Profound Desires of the Gods (1968) by Shôhei Imamura
Shôhei Imamura was already a well known name in Japanese cinema by 1968, having worked as an assistant to legendary film-maker Yasujirō Ozu and with a string of light-comedy, drama and documentary successes under his belt. 1968's Profound Desires of the Gods was to be his biggest undertaking yet, however the film's production was fraught with problems, running wildly over-budget and with the original shooting schedule of 6 months spiralling to 18 months by the films completion, a lot was riding on the success of the film, for both Imamura and production company Nikkatsu - unfortunately for both, the film was a huge failure at the box-office, too obscure and unconventional to gain the mainstream success it's production costs demanded. After it's failure Imamura retreated to documentary work for more than a decade, while Nikkatsu would not make such a lavish, high budget production again for many years. This huge failure probably goes some way to explain the film's lack of recognition on the international stage. For many years it was entirely unavailable to English speaking audiences, but thankfully that all changed last year with Eureka! entertainment's deluxe blu-ray release finally opening up Imamura's lost and misunderstood masterpiece to an international audience.
Profound Desires of the Gods is an engaging, provocative and bizarre piece that ostensibly explores on a number of different levels the duality of Japan's relationship with it's own culture and tradition versus the tide of modernisation and influence from the outside world. The story takes place on the fictional, but obviously Okinawa-inspired, southern Japanese island of Kurage and centres on the lives of the Futori family, who hold the claim to the oldest blood-line on the island. It is quickly made apparent that the Futori's are heavily inter-bred and are shunned and ostracised by the island's community, who refer to them as 'beastly' and believe that their incest is responsible for the islands misfortune. The family's patriarch, old and possibly-senile Yamamori, is both Father and Grandfather to Toriko, a dumb-witted girl whose childlike manner belies her almost feral desire for sex, while Toriko's Mother and Yamamori's Granddaughter Uma is a noroor seer, who lives away from the family at the local shrine (the last remaining fresh water source on the island). Meanwhile, Uma's Son Kametaro is the most normal of the group and struggles to come to terms with his incestuous feelings for his sister Toriko and the islanders distaste for his family, while his Father and Yamamori's son Nekichi is imprisoned by his Father at the bottom of a flooded pit for his crimes against the community (dynamite fishing, and attempting an illicit incestuous relationship with their seer, his sister Uma) and given the near-impossible task of dislodging a huge boulder that has blocked the flow of water to the island's rice fields.

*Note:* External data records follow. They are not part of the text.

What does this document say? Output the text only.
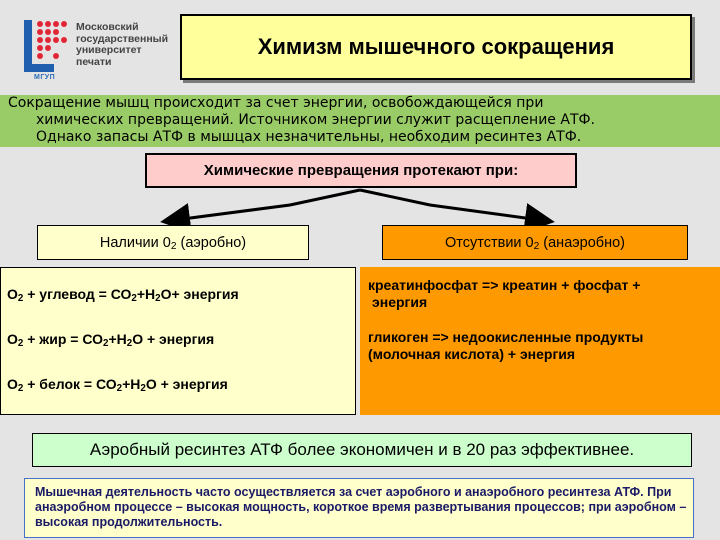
Московский
государственный
университет
печати
МГУП
Химизм мышечного сокращения
Сокращение мышц происходит за счет энергии, освобождающейся при
химических превращений. Источником энергии служит расщепление АТФ.
Однако запасы АТФ в мышцах незначительны, необходим ресинтез АТФ.
Химические превращения протекают при:
Наличии $0_2$ (аэробно)	Отсутствии $0_2$ (анаэробно)
$О_2$ + углевод = $СО_2+Н_2О+$ энергия
$О_2$ + жир = $СО_2+Н_2О$ + энергия
$О_2$ + белок = $СО_2+Н_2О$ + энергия
креатинфосфат => креатин + фосфат +
энергия
гликоген => недоокисленные продукты
(молочная кислота) + энергия
Аэробный ресинтез АТФ более экономичен и в 20 раз эффективнее.
Мышечная деятельность часто осуществляется за счет аэробного и анаэробного ресинтеза АТФ. При анаэробном процессе – высокая мощность, короткое время развертывания процессов; при аэробном – высокая продолжительность.
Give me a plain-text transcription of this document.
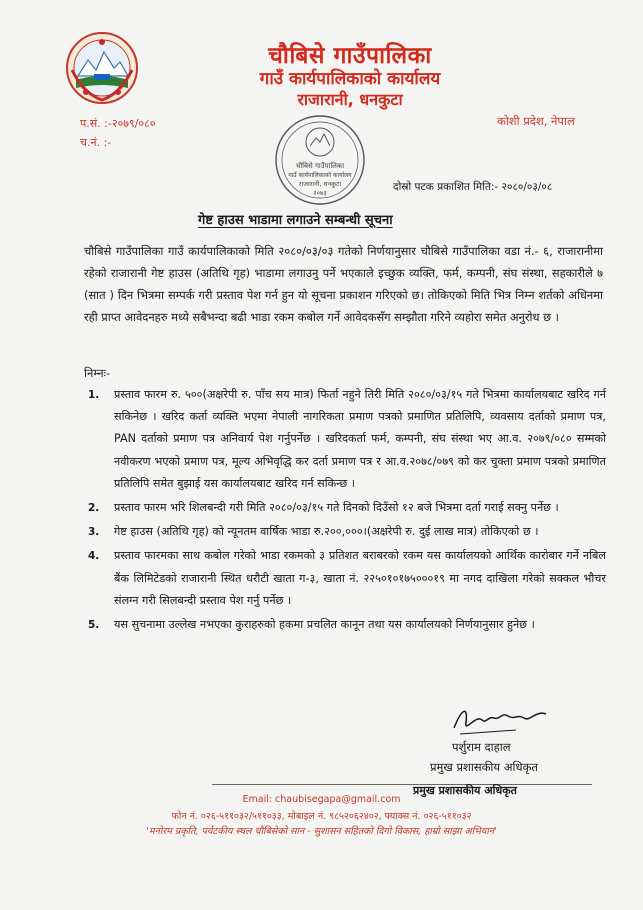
चौबिसे गाउँपालिका
गाउँ कार्यपालिकाको कार्यालय
राजारानी, धनकुटा
प.सं. :-२०७९/०८०
च.नं. :-
कोशी प्रदेश, नेपाल
चौबिसे गाउँपालिका
गाउँ कार्यपालिकाको कार्यालय
राजारानी, धनकुटा
२०७३	दोस्रो पटक प्रकाशित मिति:- २०८०/०३/०८
गेष्ट हाउस भाडामा लगाउने सम्बन्धी सूचना

चौबिसे गाउँपालिका गाउँ कार्यपालिकाको मिति २०८०/०३/०३ गतेको निर्णयानुसार चौबिसे गाउँपालिका वडा नं.- ६, राजारानीमा रहेको राजारानी गेष्ट हाउस (अतिथि गृह) भाडामा लगाउनु पर्ने भएकाले इच्छुक व्यक्ति, फर्म, कम्पनी, संघ संस्था, सहकारीले ७ (सात ) दिन भित्रमा सम्पर्क गरी प्रस्ताव पेश गर्न हुन यो सूचना प्रकाशन गरिएको छ। तोकिएको मिति भित्र निम्न शर्तको अधिनमा रही प्राप्त आवेदनहरु मध्ये सबैभन्दा बढी भाडा रकम कबोल गर्ने आवेदकसँग सम्झौता गरिने व्यहोरा समेत अनुरोध छ ।

निम्नः-
1. प्रस्ताव फारम रु. ५००(अक्षरेपी रु. पाँच सय मात्र) फिर्ता नहुने तिरी मिति २०८०/०३/१५ गते भित्रमा कार्यालयबाट खरिद गर्न सकिनेछ । खरिद कर्ता व्यक्ति भएमा नेपाली नागरिकता प्रमाण पत्रको प्रमाणित प्रतिलिपि, व्यवसाय दर्ताको प्रमाण पत्र, PAN दर्ताको प्रमाण पत्र अनिवार्य पेश गर्नुपर्नेछ । खरिदकर्ता फर्म, कम्पनी, संघ संस्था भए आ.व. २०७९/०८० सम्मको नवीकरण भएको प्रमाण पत्र, मूल्य अभिवृद्धि कर दर्ता प्रमाण पत्र र आ.व.२०७८/०७९ को कर चुक्ता प्रमाण पत्रको प्रमाणित प्रतिलिपि समेत बुझाई यस कार्यालयबाट खरिद गर्न सकिन्छ ।
2. प्रस्ताव फारम भरि शिलबन्दी गरी मिति २०८०/०३/१५ गते दिनको दिउँसो १२ बजे भित्रमा दर्ता गराई सक्नु पर्नेछ ।
3. गेष्ट हाउस (अतिथि गृह) को न्यूनतम वार्षिक भाडा रु.२००,०००।(अक्षरेपी रु. दुई लाख मात्र) तोकिएको छ ।
4. प्रस्ताव फारमका साथ कबोल गरेको भाडा रकमको ३ प्रतिशत बराबरको रकम यस कार्यालयको आर्थिक कारोबार गर्ने नबिल बैंक लिमिटेडको राजारानी स्थित धरौटी खाता ग-३, खाता नं. २२५०१०१७५०००१९ मा नगद दाखिला गरेको सक्कल भौचर संलग्न गरी सिलबन्दी प्रस्ताव पेश गर्नु पर्नेछ ।
5. यस सुचनामा उल्लेख नभएका कुराहरुको हकमा प्रचलित कानून तथा यस कार्यालयको निर्णयानुसार हुनेछ ।
पर्शुराम दाहाल
प्रमुख प्रशासकीय अधिकृत
प्रमुख प्रशासकीय अधिकृत
Email: chaubisegapa@gmail.com
फोन नं. ०२६-५११०३२/५११०३३, मोबाइल नं. ९८५२०६२४०२, फ्याक्स नं. ०२६-५११०३२
'मनोरम प्रकृति, पर्यटकीय स्थल चौबिसेको सान - सुशासन सहितको दिगो विकास, हाम्रो साझा अभियान'
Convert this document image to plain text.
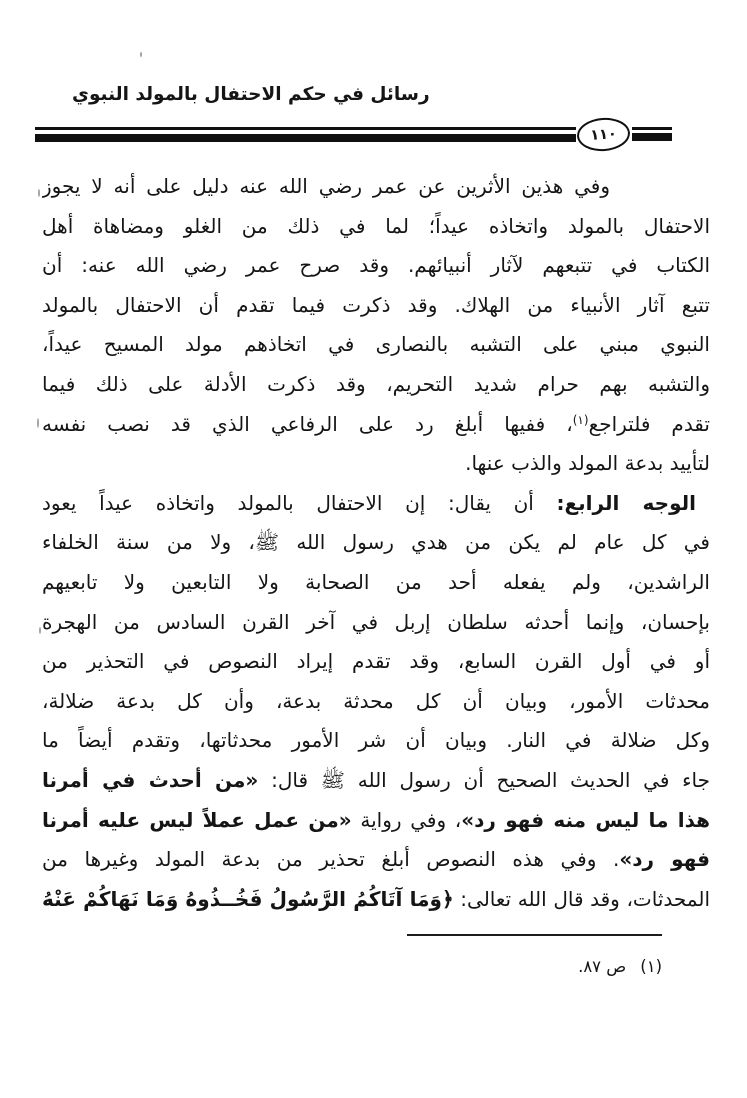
رسائل في حكم الاحتفال بالمولد النبوي
١١٠
وفي هذين الأثرين عن عمر رضي الله عنه دليل على أنه لا يجوز
الاحتفال بالمولد واتخاذه عيداً؛ لما في ذلك من الغلو ومضاهاة أهل
الكتاب في تتبعهم لآثار أنبيائهم. وقد صرح عمر رضي الله عنه: أن
تتبع آثار الأنبياء من الهلاك. وقد ذكرت فيما تقدم أن الاحتفال بالمولد
النبوي مبني على التشبه بالنصارى في اتخاذهم مولد المسيح عيداً،
والتشبه بهم حرام شديد التحريم، وقد ذكرت الأدلة على ذلك فيما
تقدم فلتراجع$^{(١)}$، ففيها أبلغ رد على الرفاعي الذي قد نصب نفسه
لتأييد بدعة المولد والذب عنها.
الوجه الرابع: أن يقال: إن الاحتفال بالمولد واتخاذه عيداً يعود
في كل عام لم يكن من هدي رسول الله ﷺ، ولا من سنة الخلفاء
الراشدين، ولم يفعله أحد من الصحابة ولا التابعين ولا تابعيهم
بإحسان، وإنما أحدثه سلطان إربل في آخر القرن السادس من الهجرة
أو في أول القرن السابع، وقد تقدم إيراد النصوص في التحذير من
محدثات الأمور، وبيان أن كل محدثة بدعة، وأن كل بدعة ضلالة،
وكل ضلالة في النار. وبيان أن شر الأمور محدثاتها، وتقدم أيضاً ما
جاء في الحديث الصحيح أن رسول الله ﷺ قال: «من أحدث في أمرنا
هذا ما ليس منه فهو رد»، وفي رواية «من عمل عملاً ليس عليه أمرنا
فهو رد». وفي هذه النصوص أبلغ تحذير من بدعة المولد وغيرها من
المحدثات، وقد قال الله تعالى: ﴿وَمَا آتَاكُمُ الرَّسُولُ فَخُــذُوهُ وَمَا نَهَاكُمْ عَنْهُ
(١)ص ٨٧.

The rice fields point to a recurring parallel in the film, representing Japan's traditional agricultural past versus the modern uptake of sugar farming that the islanders turn to after the rice fields become untenable. Yamamori's desire to see the rice fields restored represents his families struggle to retain their ways in the face of the islanders scorn, while the incestuous relationship his family is born from and the parallel it poses to the islands' creation myth (where two sibling deities are married) represents the uneasy relationship some have with their superstitious past and their desire to see it forgotten from the islands culture. This is the central theme of the film, which in itself is a product of the mindset of Japan as a whole at the time the film was made, a Japan almost embarrassed by it's past and wanting to be perceived as modern thinking on the world stage. Although the Futori's incest marks them as outcasts and the negative results of such relationships are on display for all to see, Imamura effectively paints the family as sympathetic characters, symbolising traditions and religious and superstitious beliefs that fall in the face of modernisation, while casting a disapproving eye on the effects Western influence ultimately has on the island.
Profound Desires of the Gods is a complex and often bewildering film that moves at a disjointed, almost leisurely pace. Imamura has us firmly positioned entirely as voyeurs for much of the film, always watching events unfold at a distance, his characters enveloped by wide-angle shots of the beautiful Okinawan scenery that provides us with a cinematic feast for the eyes. His themes of east versus west and tradition versus progress are always present, yet never hammered home until the films climax, leaving the viewer to piece together the entangled web of the Futori's relationships and admire the films cinematography and the natural beauty of Okinawa. And in that regard, the film is a huge success, making up for what it lacks in pacing and narrative with sheer visual beauty and a deeper subtext that ultimately paints Kurage island and it's inhabitants as an allegory for what Imamura perceived as an increasing abandonment of Japanese culture and tradition to serve modern and Western needs. Surreal and thoughtful throughout, accompanied by beautiful and expertly shot visuals and with a message that's as pertinent today as it was then, Profound Desires of the Gods most certainly isn't a film for everyone, but it is in equal turns an epic and singular piece that surely must rank among Imamura's best.